Pro: lowers costs so encourages the industry to say here.Both of these arguments are focused on the USA, and ignore what this program does in other countries (notably, India). I think that the H-1B visa program is benefitial because it undermines serious competition from the Indian or Chinese software industries, by cutting out their best people. To see this in action, compare the software industry to the auto industry:
Con: increases labor supply so hurts employee salary.
American used to be the world leader in car production. However in the mid-to-late 1970s, and early 1980s car production moved overseas. The results for the American auto industry were bad, but the results for American auto workers were worse. Huge numbers were laid off, etc. (See "Rodger and Me" for the impact in just one city.)

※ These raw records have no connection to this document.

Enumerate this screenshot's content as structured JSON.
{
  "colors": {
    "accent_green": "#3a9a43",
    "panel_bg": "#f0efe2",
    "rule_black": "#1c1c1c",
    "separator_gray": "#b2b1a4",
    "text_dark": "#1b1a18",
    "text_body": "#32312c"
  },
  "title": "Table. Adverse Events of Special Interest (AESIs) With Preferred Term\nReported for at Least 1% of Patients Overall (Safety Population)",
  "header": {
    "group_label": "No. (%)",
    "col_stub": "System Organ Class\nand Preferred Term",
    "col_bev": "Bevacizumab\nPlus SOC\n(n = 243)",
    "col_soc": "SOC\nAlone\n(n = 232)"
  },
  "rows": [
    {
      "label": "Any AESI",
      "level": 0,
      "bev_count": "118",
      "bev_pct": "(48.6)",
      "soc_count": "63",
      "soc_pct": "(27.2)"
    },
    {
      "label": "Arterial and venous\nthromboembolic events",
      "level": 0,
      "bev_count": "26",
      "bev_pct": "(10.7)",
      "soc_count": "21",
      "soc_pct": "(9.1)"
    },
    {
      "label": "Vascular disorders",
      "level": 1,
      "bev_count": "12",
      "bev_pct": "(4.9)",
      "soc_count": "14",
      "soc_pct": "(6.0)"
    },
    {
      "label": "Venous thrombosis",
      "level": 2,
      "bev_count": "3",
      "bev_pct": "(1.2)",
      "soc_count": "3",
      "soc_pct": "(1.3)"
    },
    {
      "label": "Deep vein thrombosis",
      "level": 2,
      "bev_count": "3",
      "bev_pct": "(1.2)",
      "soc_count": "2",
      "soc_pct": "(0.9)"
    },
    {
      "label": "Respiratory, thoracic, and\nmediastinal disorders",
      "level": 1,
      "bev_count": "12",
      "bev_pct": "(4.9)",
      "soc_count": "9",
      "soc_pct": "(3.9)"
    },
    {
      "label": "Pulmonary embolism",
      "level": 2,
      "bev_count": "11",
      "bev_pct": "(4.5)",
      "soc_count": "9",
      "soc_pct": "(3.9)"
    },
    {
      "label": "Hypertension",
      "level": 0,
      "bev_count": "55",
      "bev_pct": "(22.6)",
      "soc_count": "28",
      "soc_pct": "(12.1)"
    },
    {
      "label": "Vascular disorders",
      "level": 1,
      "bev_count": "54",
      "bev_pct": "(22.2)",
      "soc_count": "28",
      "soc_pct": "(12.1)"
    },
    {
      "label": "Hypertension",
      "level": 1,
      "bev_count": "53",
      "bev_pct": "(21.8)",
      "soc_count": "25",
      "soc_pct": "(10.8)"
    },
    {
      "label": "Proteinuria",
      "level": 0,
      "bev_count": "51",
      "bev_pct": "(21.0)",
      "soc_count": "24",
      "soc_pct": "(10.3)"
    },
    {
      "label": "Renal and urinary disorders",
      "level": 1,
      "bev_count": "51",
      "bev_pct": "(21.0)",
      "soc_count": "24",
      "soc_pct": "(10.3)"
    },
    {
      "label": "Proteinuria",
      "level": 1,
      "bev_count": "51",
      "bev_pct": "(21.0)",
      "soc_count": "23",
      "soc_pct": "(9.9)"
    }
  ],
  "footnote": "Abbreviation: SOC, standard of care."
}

However, this has not happened to the American software industry. Even though software does not require big factories, and is much easier to move overseas. India has more English speaking computer science graduates than the US, yet Silicon Valley is more dominant in software, than Detroit ever was to cars.

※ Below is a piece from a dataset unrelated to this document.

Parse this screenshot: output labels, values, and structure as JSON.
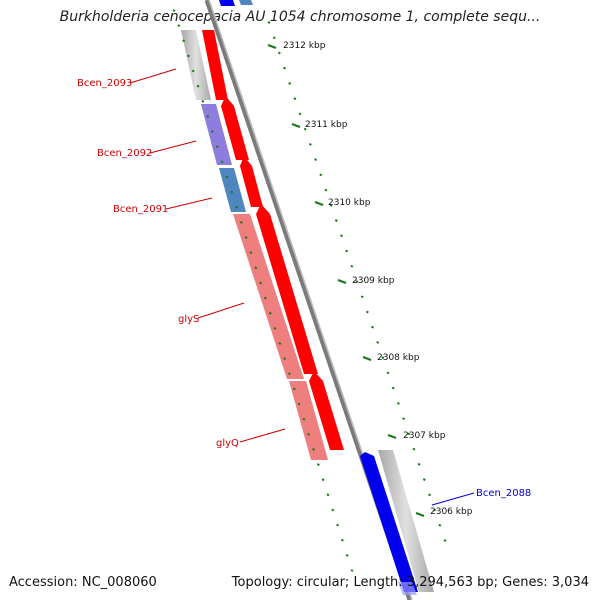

I think it is the H-1B visa program which is protecting Silicon Valley, not by lowering salaries, but by skimming off the best and the brightest Indian software engineers to come here. The result is that India can not get a critical mass of local software startups. Software startups require a couple of first rate engineers to get going. Most of the work can be done by any engineer, but the kernel idea requires a great engineer. By enticing these engineers to come to America, we have hobbled the local Indian software industry (as a competitor). They still have lots of software engineers, and can do lots of software development work, but as a incubator of software startups, they're way behind.
The result is that the current "good times" of the American software industry (and American software engineers) will last longer. As a software engineer, this is far more valuable to me, than the slight lowering of salaries caused by engineers in this country on H1-B visas.
On the other hand, I'm not in favor of raising the number of H-1B visa issued each year. The current number is doing a fine job in hobbling other country's software deveopment infrastructure, so I don't see any need to raise it.
If you work for a startup, you know the drill: you get good money, but the big payoff is in going public. Even without dot-com madness, going public can double or quadruple your salery for the time you work for the startup. Going public depends on many things, of course, but good engineers are key. If you coworkers are the best around, you chances of successfully going public are much bigger.
H-1B visas are very helpful for such an engineer, because it means that my start up can hire the best programmers in the world, and set them to work creating the best product possible, and therefore raising the chances that the startup will go public. That puts money in my pocket.
Some people think I'm arguing that H-1B visa holders are better programmers than Americans. What I am arguing is that H-1B visas vastly extend the pool of available engineers, and a larger pool means more, better engineers. And better engineers increase a company's chance of going public, and that puts money in my pocket.